The job brings him to Rome this time, where he has to kill literally dozens of people just to take down one target. Then he gets into a prolonged fight or two. Reeves has been at this game a long time. Seeing him hit by cars, thrown down stars and through windows is remarkable. His dedication to realism is astounding. He is not a young man, but he doesn’t fight like an old one. Just one worn down by experience. He deserves an Oscar nomination for the most believable action star in the last decade…or two.
Meanwhile the bodies pile up. And up. And up. It’s the highest one man death count I have seen outside of A Better Tomorrow II. The director Stahelski has a remarkable dedication to the art of action. He is growing by leaps and bounds as the trajectory between this film and the last will attest. The confidence is shows in one beautiful set up after another. Every scene is meticulously choreographed, advancing the very basic story as if it were way more complex than it really is. Take away this expertise and this is any of the Liam Neeson films of his recent heyday. Not exactly a put down, to be sure, but you know what I mean.
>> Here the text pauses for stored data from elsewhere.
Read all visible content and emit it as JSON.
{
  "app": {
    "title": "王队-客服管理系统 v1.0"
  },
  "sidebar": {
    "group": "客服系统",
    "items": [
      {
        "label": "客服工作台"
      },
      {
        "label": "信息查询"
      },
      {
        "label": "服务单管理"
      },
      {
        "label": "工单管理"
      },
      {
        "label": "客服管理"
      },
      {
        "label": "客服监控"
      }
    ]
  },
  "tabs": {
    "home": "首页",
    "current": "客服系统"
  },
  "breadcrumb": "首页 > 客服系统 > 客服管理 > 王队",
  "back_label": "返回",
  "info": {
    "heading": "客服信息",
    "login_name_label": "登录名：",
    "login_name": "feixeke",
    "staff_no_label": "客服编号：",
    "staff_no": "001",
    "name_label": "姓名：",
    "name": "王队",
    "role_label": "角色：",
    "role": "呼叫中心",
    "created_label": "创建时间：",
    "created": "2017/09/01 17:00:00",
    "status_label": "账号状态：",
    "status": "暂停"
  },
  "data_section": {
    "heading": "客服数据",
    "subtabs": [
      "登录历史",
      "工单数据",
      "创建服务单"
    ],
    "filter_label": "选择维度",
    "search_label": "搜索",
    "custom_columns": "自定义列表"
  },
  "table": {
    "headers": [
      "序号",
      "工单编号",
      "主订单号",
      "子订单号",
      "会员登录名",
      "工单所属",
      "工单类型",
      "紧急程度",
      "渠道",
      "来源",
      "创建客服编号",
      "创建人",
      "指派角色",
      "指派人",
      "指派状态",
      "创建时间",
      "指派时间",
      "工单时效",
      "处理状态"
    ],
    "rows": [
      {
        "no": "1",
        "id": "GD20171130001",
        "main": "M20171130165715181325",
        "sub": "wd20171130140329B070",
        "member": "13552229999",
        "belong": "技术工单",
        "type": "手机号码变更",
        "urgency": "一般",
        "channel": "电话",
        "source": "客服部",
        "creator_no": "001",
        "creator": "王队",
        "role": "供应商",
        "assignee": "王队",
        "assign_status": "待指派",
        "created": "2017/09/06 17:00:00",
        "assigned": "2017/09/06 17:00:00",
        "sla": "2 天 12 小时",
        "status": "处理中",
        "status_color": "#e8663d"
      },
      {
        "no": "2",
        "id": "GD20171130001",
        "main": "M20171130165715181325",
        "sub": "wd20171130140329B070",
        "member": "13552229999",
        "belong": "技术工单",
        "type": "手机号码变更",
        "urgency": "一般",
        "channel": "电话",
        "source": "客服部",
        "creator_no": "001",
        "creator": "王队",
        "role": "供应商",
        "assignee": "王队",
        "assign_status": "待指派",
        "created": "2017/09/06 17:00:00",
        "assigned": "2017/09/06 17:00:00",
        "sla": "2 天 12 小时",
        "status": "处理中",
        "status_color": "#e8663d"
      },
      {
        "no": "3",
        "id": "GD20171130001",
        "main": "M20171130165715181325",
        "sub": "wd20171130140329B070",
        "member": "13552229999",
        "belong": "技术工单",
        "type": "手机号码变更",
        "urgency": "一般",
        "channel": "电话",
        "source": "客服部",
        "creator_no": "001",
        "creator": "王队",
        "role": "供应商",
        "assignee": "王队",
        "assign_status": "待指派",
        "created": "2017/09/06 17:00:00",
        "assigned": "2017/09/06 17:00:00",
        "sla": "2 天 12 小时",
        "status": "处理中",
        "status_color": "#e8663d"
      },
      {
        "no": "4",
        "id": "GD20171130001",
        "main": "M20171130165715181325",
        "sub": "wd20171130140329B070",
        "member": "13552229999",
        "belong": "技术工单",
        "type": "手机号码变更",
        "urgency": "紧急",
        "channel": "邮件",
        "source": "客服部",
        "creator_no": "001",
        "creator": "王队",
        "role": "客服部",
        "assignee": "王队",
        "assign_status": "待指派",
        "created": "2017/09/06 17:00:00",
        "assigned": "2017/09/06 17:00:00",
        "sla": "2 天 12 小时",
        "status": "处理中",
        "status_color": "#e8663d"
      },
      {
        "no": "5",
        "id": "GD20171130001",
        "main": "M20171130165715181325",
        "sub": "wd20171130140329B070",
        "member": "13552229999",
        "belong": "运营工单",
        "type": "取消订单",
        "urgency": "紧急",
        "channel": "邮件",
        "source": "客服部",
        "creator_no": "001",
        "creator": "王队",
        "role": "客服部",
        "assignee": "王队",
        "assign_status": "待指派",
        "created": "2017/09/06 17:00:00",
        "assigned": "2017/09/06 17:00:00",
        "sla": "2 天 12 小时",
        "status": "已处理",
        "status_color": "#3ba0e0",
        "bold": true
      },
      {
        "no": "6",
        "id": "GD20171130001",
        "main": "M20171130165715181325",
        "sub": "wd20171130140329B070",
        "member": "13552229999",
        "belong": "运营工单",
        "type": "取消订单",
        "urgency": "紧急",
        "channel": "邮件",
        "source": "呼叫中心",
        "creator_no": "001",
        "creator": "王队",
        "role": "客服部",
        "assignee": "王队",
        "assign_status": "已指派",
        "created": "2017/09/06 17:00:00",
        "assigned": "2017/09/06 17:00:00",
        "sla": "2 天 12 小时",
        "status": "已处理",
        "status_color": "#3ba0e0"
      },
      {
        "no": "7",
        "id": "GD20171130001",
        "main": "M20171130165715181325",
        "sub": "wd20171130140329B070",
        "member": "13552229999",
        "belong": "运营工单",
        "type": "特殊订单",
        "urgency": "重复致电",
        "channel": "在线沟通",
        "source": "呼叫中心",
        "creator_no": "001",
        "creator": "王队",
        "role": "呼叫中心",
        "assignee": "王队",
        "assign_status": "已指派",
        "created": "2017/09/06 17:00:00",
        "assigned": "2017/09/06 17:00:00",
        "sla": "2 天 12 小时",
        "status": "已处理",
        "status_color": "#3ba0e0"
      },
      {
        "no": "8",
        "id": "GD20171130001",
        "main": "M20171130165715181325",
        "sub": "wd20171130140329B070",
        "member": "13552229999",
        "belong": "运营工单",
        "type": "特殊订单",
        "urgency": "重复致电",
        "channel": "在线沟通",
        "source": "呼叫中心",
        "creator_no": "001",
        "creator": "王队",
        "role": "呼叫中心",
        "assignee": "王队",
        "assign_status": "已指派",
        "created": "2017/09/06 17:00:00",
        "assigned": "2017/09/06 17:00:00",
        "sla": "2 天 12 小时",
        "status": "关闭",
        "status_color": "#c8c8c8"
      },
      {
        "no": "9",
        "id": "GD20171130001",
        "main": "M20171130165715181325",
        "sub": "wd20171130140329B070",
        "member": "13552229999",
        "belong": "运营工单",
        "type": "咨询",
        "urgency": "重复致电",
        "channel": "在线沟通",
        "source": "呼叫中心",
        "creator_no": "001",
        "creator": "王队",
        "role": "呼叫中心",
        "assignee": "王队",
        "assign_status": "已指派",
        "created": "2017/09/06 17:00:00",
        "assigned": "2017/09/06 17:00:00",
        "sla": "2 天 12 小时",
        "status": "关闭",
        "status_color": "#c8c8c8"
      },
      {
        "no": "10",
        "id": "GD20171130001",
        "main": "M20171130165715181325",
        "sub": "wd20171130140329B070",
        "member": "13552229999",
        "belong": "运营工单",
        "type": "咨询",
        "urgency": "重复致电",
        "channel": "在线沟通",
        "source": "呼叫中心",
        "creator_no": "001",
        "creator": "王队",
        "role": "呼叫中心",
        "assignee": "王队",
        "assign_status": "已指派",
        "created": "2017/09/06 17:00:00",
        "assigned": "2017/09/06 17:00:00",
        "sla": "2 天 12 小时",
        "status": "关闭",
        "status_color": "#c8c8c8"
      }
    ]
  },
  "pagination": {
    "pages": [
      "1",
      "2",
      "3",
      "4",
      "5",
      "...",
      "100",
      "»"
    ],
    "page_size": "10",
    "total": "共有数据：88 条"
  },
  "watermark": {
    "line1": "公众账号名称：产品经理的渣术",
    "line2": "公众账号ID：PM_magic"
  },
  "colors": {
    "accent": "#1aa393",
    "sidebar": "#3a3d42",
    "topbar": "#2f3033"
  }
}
The last act of the film has an incredible premise that starts with 7 bullets and is as much a puzzling quest for more as it is a hunt for “vengeance.” The ferocity of the jujitsu employed is an agonized symmetry in which everyone’s body weight is carefully applied to make each fight believable.
What is this world of ancient coins and hit men and women waiting on every corner? It the same bullshit we’ve seen for years. There is no secret to this secret society. The key to the whole thing is feeling like Reeves himself believes. And you can see each scratch, cut and gut shot. That says nothing about what you see when you look in his tired, but still resolved eyes. It’s a younger version of what one sees when they look in the eyes of McShane.